Medscape: What about pregnant women or women who might become pregnant, in whom efavirenz is obviously contraindicated? What are the preferred options for the third drug in these ART-naive patients, and what NRTIs should also possibly be avoided?

Dr. Cohen: As you pointed out, the recent data on efavirenz reinforced the initial animal data and have led to review of our options.[5] If a woman is not currently on therapy, if the CD4+ cell count is > 250 cells/mcL, we also have a caution to not initiate nevirapine, and that has to do with a black-box warning from the FDA suggesting increased rates of toxicity in women based on certain baseline CD4+ cell counts.[6] If a woman has lower CD4+ cell counts, nevirapine remains an option. For some clinicians 250 cells/mcL is just a line in the sand, and if it's 249 cells/mcL, is that different from 251 cells/mcL? We all have to make some judgment about what CD4+ cell count leads us to be comfortable regarding the use of nevirapine.

In addition to nevirapine, we have the PIs. Fortunately, a few of them do have the confidence of the FDA to give them schedule B status: That includes atazanavir, saquinavir, and also the use of ritonavir to boost these drugs. There's certainly a great deal of experience, at least with nelfinavir, as well. At this Rio meeting, we saw data for the first time on the use of atazanavir boosted in a small number of women in Springfield, Massachusetts, led by Dr. Anne Morris in our research group at CRI New England.[7] What we report is a good safety track record for boosted atazanavir, and these clinical data are some of the first to increase the amount of understanding regarding our options in treating pregnant HIV-infected women.

Medscape: Since you have your finger on the pulse of the latest developments in drug research, what advances do you see in initial therapy in the near to medium term?

Dr.

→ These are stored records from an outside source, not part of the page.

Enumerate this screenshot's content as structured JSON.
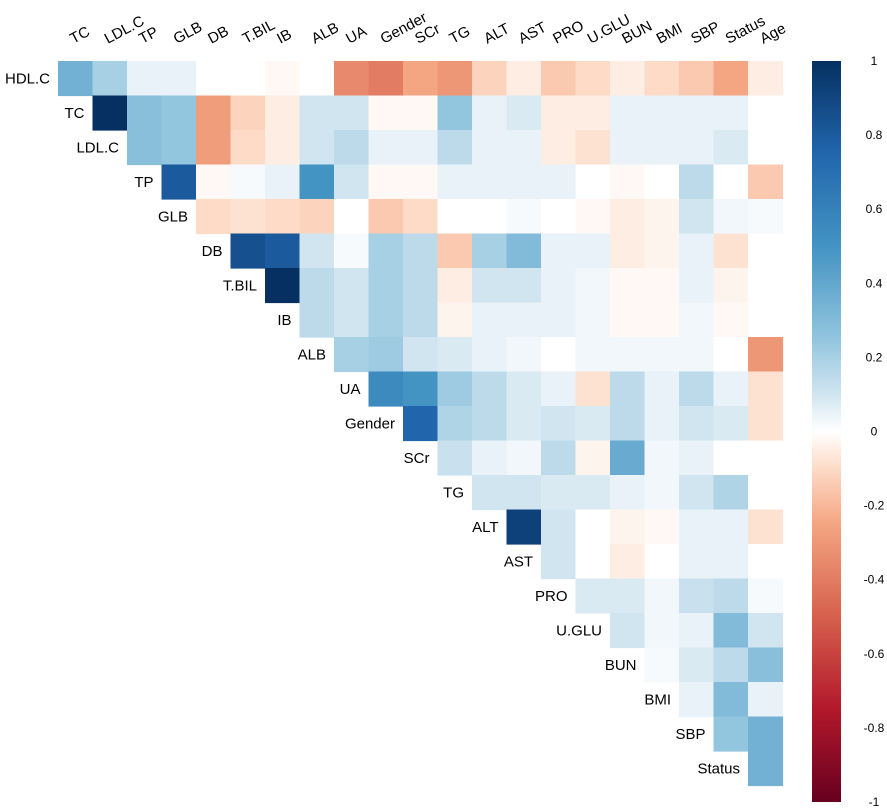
{
  "chart_data": {
    "type": "heatmap",
    "subtype": "correlation-matrix-upper-triangle",
    "title": "",
    "variables": [
      "HDL.C",
      "TC",
      "LDL.C",
      "TP",
      "GLB",
      "DB",
      "T.BIL",
      "IB",
      "ALB",
      "UA",
      "Gender",
      "SCr",
      "TG",
      "ALT",
      "AST",
      "PRO",
      "U.GLU",
      "BUN",
      "BMI",
      "SBP",
      "Status",
      "Age"
    ],
    "rows": [
      {
        "var": "HDL.C",
        "values": [
          0.35,
          0.2,
          0.05,
          0.05,
          0.0,
          0.0,
          -0.02,
          0.0,
          -0.35,
          -0.4,
          -0.25,
          -0.3,
          -0.12,
          -0.05,
          -0.15,
          -0.1,
          -0.05,
          -0.1,
          -0.15,
          -0.25,
          -0.05
        ]
      },
      {
        "var": "TC",
        "values": [
          1.0,
          0.28,
          0.25,
          -0.28,
          -0.12,
          -0.05,
          0.1,
          0.1,
          -0.02,
          -0.02,
          0.25,
          0.05,
          0.08,
          -0.05,
          -0.05,
          0.05,
          0.05,
          0.05,
          0.05,
          0.0
        ]
      },
      {
        "var": "LDL.C",
        "values": [
          0.28,
          0.25,
          -0.28,
          -0.1,
          -0.05,
          0.1,
          0.15,
          0.05,
          0.05,
          0.15,
          0.05,
          0.05,
          -0.05,
          -0.08,
          0.05,
          0.05,
          0.05,
          0.08,
          0.0
        ]
      },
      {
        "var": "TP",
        "values": [
          0.8,
          -0.02,
          0.02,
          0.05,
          0.5,
          0.1,
          -0.02,
          -0.02,
          0.05,
          0.05,
          0.05,
          0.05,
          0.0,
          -0.02,
          0.0,
          0.15,
          0.0,
          -0.15
        ]
      },
      {
        "var": "GLB",
        "values": [
          -0.1,
          -0.08,
          -0.1,
          -0.12,
          0.0,
          -0.15,
          -0.1,
          0.0,
          0.0,
          0.02,
          0.0,
          -0.02,
          -0.05,
          -0.03,
          0.1,
          0.03,
          0.02
        ]
      },
      {
        "var": "DB",
        "values": [
          0.85,
          0.8,
          0.1,
          0.02,
          0.2,
          0.15,
          -0.15,
          0.2,
          0.3,
          0.05,
          0.05,
          -0.05,
          -0.03,
          0.05,
          -0.08,
          0.0
        ]
      },
      {
        "var": "T.BIL",
        "values": [
          1.0,
          0.15,
          0.1,
          0.2,
          0.15,
          -0.05,
          0.1,
          0.1,
          0.05,
          0.03,
          -0.02,
          -0.02,
          0.05,
          -0.03,
          0.0
        ]
      },
      {
        "var": "IB",
        "values": [
          0.15,
          0.1,
          0.2,
          0.15,
          -0.03,
          0.05,
          0.05,
          0.05,
          0.03,
          -0.02,
          -0.02,
          0.03,
          -0.02,
          0.0
        ]
      },
      {
        "var": "ALB",
        "values": [
          0.2,
          0.22,
          0.1,
          0.08,
          0.05,
          0.03,
          0.0,
          0.03,
          0.03,
          0.03,
          0.03,
          0.0,
          -0.3
        ]
      },
      {
        "var": "UA",
        "values": [
          0.55,
          0.5,
          0.22,
          0.15,
          0.08,
          0.05,
          -0.08,
          0.15,
          0.05,
          0.15,
          0.05,
          -0.08
        ]
      },
      {
        "var": "Gender",
        "values": [
          0.75,
          0.18,
          0.15,
          0.08,
          0.1,
          0.08,
          0.15,
          0.05,
          0.1,
          0.08,
          -0.08
        ]
      },
      {
        "var": "SCr",
        "values": [
          0.12,
          0.05,
          0.03,
          0.15,
          -0.03,
          0.38,
          0.03,
          0.05,
          0.0,
          0.0
        ]
      },
      {
        "var": "TG",
        "values": [
          0.1,
          0.1,
          0.08,
          0.08,
          0.05,
          0.03,
          0.1,
          0.18,
          0.0
        ]
      },
      {
        "var": "ALT",
        "values": [
          0.92,
          0.1,
          0.0,
          -0.03,
          -0.02,
          0.05,
          0.05,
          -0.08
        ]
      },
      {
        "var": "AST",
        "values": [
          0.1,
          0.0,
          -0.05,
          0.0,
          0.05,
          0.05,
          0.0
        ]
      },
      {
        "var": "PRO",
        "values": [
          0.08,
          0.08,
          0.03,
          0.12,
          0.15,
          0.02
        ]
      },
      {
        "var": "U.GLU",
        "values": [
          0.1,
          0.03,
          0.05,
          0.3,
          0.1
        ]
      },
      {
        "var": "BUN",
        "values": [
          0.02,
          0.08,
          0.15,
          0.28
        ]
      },
      {
        "var": "BMI",
        "values": [
          0.05,
          0.3,
          0.05
        ]
      },
      {
        "var": "SBP",
        "values": [
          0.25,
          0.35
        ]
      },
      {
        "var": "Status",
        "values": [
          0.35
        ]
      }
    ],
    "color_scale": {
      "min": -1,
      "max": 1,
      "neg_color": "#67001f",
      "mid_color": "#ffffff",
      "pos_color": "#053061",
      "ticks": [
        "1",
        "0.8",
        "0.6",
        "0.4",
        "0.2",
        "0",
        "-0.2",
        "-0.4",
        "-0.6",
        "-0.8",
        "-1"
      ]
    }
  }
}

Cohen: There's a great deal of confidence in the current safety, track record, efficacy, durability of the current options. The approaches we have now are extraordinarily more successful than those of even a few years ago on many metrics. I think that research is always looking to see how we can do better, but I think the bar is going to be set high to not just do as well as those options, but to do better. We've established a great current profile of medications that gives us confidence that we can stop this virus from replicating in a durable way. That doesn't stop research, however. At this meeting we saw evidence of people who are working with induction-maintenance strategies and going to monotherapy with boosted PIs. As you mentioned, new drug classes are coming -- CCR5 inhibitors. Even further are other drug classes, such as newer nucleosides and newer PIs. What their role will be is exciting to consider, but again the bar's going to be set high given how well we're doing with current treatment.